The  outright winner of the Royal Automobile Club Woodcote Trophy race at the Silverstone Classic was never in doubt, after Gary Pearson and Carlos Monteverde posted a time of 2min 32.885sec in qualifying. Driving the ex-Border Reivers Jaguar D-type, the very car in which Jim Clark first came to prominent public attention, Gary and Carlos were just over three seconds faster than Alex Buncombe and Wil Arif in their C-type. Behind them on the front row, the full field of 52 cars was of the highest quality.

Gary Pearson pulled clear immediately at the start, setting the pattern for the race. At the end of the first lap, Pearson led by the enormous margin of nine seconds while the huge crowd focused its attention on the tense battle for second place. Wil Arif was second at the end of the first lap but only by the narrowest lead over Lukas Huni’s Maserati A6 GCS, Derek Hood’s Cooper-Jaguar T33, Stephen Bond’s Lister-Bristol and Tony Wood’s RGS Atalanta.

As the close battle for second place raged in the early laps, the progress of two cars that had experienced problems in qualifying was equally electrifying. It was obvious that Fred Wakeman’s Jaguar D-type, which had lacked third gear in qualifying, was rising fast through the field after starting in 11th place on the grid. Even more impressive was the early overtaking of Nick Adams, driving single-handed in Adrian Hall’s Lotus X. Nick had started in 31st place, way back on the 16th row of the grid, but by the 6th lap he was already passing Fred Wakeman for 5th place overall.

As Pearson stroked his D-type ever further away into an unassailable lead, the contest for second became hotter than ever. Meanwhile, Nick Adams had obviously found the natural level of the Lotus when Fred Wakeman slipped back in front of him to reclaim 5th place. As half distance came up, Lukas Huni’s precision driving was keeping his Maserati in second place by the narrowest margin but it was still extraordinarily close.

In the pit stops, with driver changes in most of the cars, Ludovic Lindsay took over from Fred Wakeman and surged briefly into second place with their D-type.
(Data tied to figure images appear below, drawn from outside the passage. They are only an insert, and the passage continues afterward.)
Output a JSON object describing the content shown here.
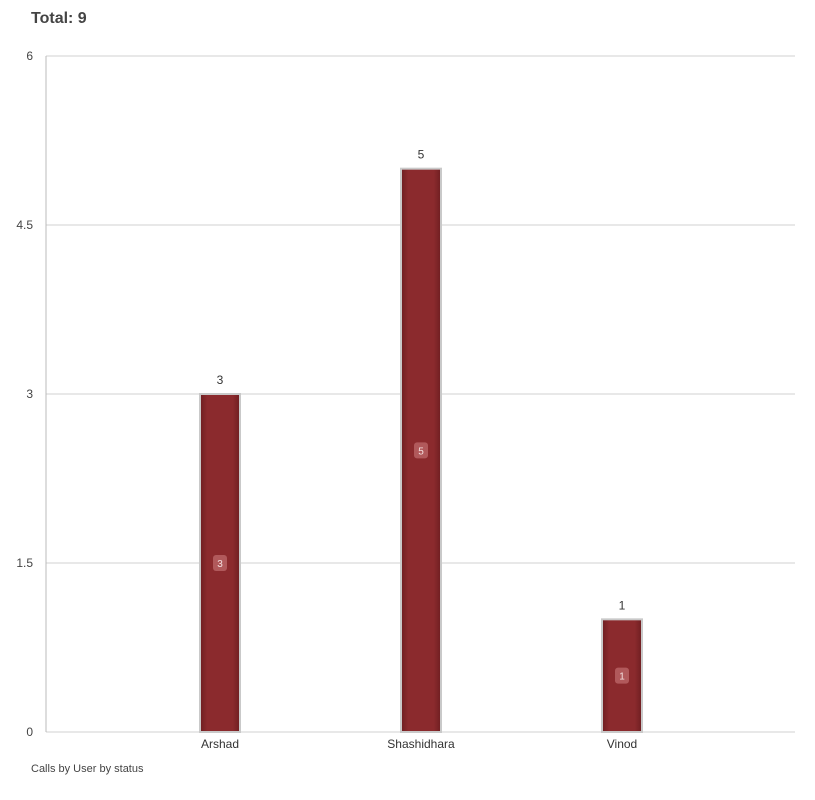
{
  "header": {
    "total_label": "Total: 9"
  },
  "footer": {
    "caption": "Calls by User by status"
  },
  "colors": {
    "bar_fill": "#8b2a2d",
    "bar_edge": "#6e1e21",
    "bar_outline": "#c9c9c9",
    "grid": "#d0d0d0",
    "inner_badge": "#b55e60"
  },
  "chart_data": {
    "type": "bar",
    "categories": [
      "Arshad",
      "Shashidhara",
      "Vinod"
    ],
    "values": [
      3,
      5,
      1
    ],
    "data_labels": [
      "3",
      "5",
      "1"
    ],
    "inner_labels": [
      "3",
      "5",
      "1"
    ],
    "ylim": [
      0,
      6
    ],
    "y_ticks": [
      0,
      1.5,
      3,
      4.5,
      6
    ],
    "y_tick_labels": [
      "0",
      "1.5",
      "3",
      "4.5",
      "6"
    ],
    "grid": true,
    "legend": false
  }
}
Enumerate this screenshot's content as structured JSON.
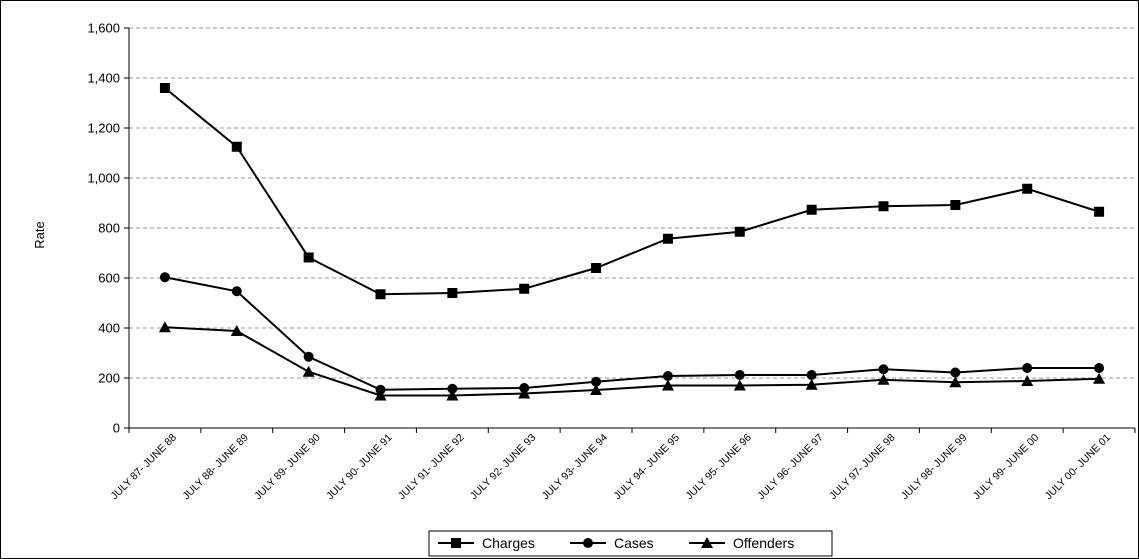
{
  "chart_data": {
    "type": "line",
    "title": "",
    "xlabel": "",
    "ylabel": "Rate",
    "ylim": [
      0,
      1600
    ],
    "yticks": [
      "0",
      "200",
      "400",
      "600",
      "800",
      "1,000",
      "1,200",
      "1,400",
      "1,600"
    ],
    "ytick_values": [
      0,
      200,
      400,
      600,
      800,
      1000,
      1200,
      1400,
      1600
    ],
    "categories": [
      "JULY 87- JUNE 88",
      "JULY 88- JUNE 89",
      "JULY 89- JUNE 90",
      "JULY 90- JUNE 91",
      "JULY 91- JUNE 92",
      "JULY 92- JUNE 93",
      "JULY 93- JUNE 94",
      "JULY 94- JUNE 95",
      "JULY 95- JUNE 96",
      "JULY 96- JUNE 97",
      "JULY 97- JUNE 98",
      "JULY 98- JUNE 99",
      "JULY 99- JUNE 00",
      "JULY 00- JUNE 01"
    ],
    "grid": "horizontal dashed",
    "legend_position": "bottom",
    "series": [
      {
        "name": "Charges",
        "marker": "square",
        "values": [
          1360,
          1125,
          682,
          535,
          540,
          557,
          640,
          757,
          785,
          873,
          887,
          892,
          957,
          865
        ]
      },
      {
        "name": "Cases",
        "marker": "circle",
        "values": [
          603,
          547,
          285,
          153,
          157,
          160,
          185,
          208,
          212,
          212,
          235,
          222,
          240,
          240
        ]
      },
      {
        "name": "Offenders",
        "marker": "triangle",
        "values": [
          403,
          388,
          225,
          130,
          130,
          138,
          152,
          170,
          170,
          173,
          193,
          183,
          188,
          197
        ]
      }
    ],
    "colors": {
      "line": "#000000",
      "grid": "#999999",
      "background": "#ffffff"
    }
  }
}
Carlos Monteverde replaced Gary Pearson in the leading D-type and continued to pull away from all the rest in similar style.

Nick Adams’ impressive challenge then waned noticeably as he lost power with a mysterious engine problem. As the 50-minute race drew to a close, Andrew Smith manoeuvred Derek Hood’s Cooper into that hotly contested second position, just comfortably enough ahead of Ludovic Lindsay who held on to the final podium position by mere feet from Gary Pearson.

Pearson, who had taken over the Maserati from Lukas Huni, was therefore not only the winner but also 4th in the Woodcote Trophy, a race which was marked by high quality throughout the large field. Despite the fast pace, there were only five retirements and no incidents caused by driver error.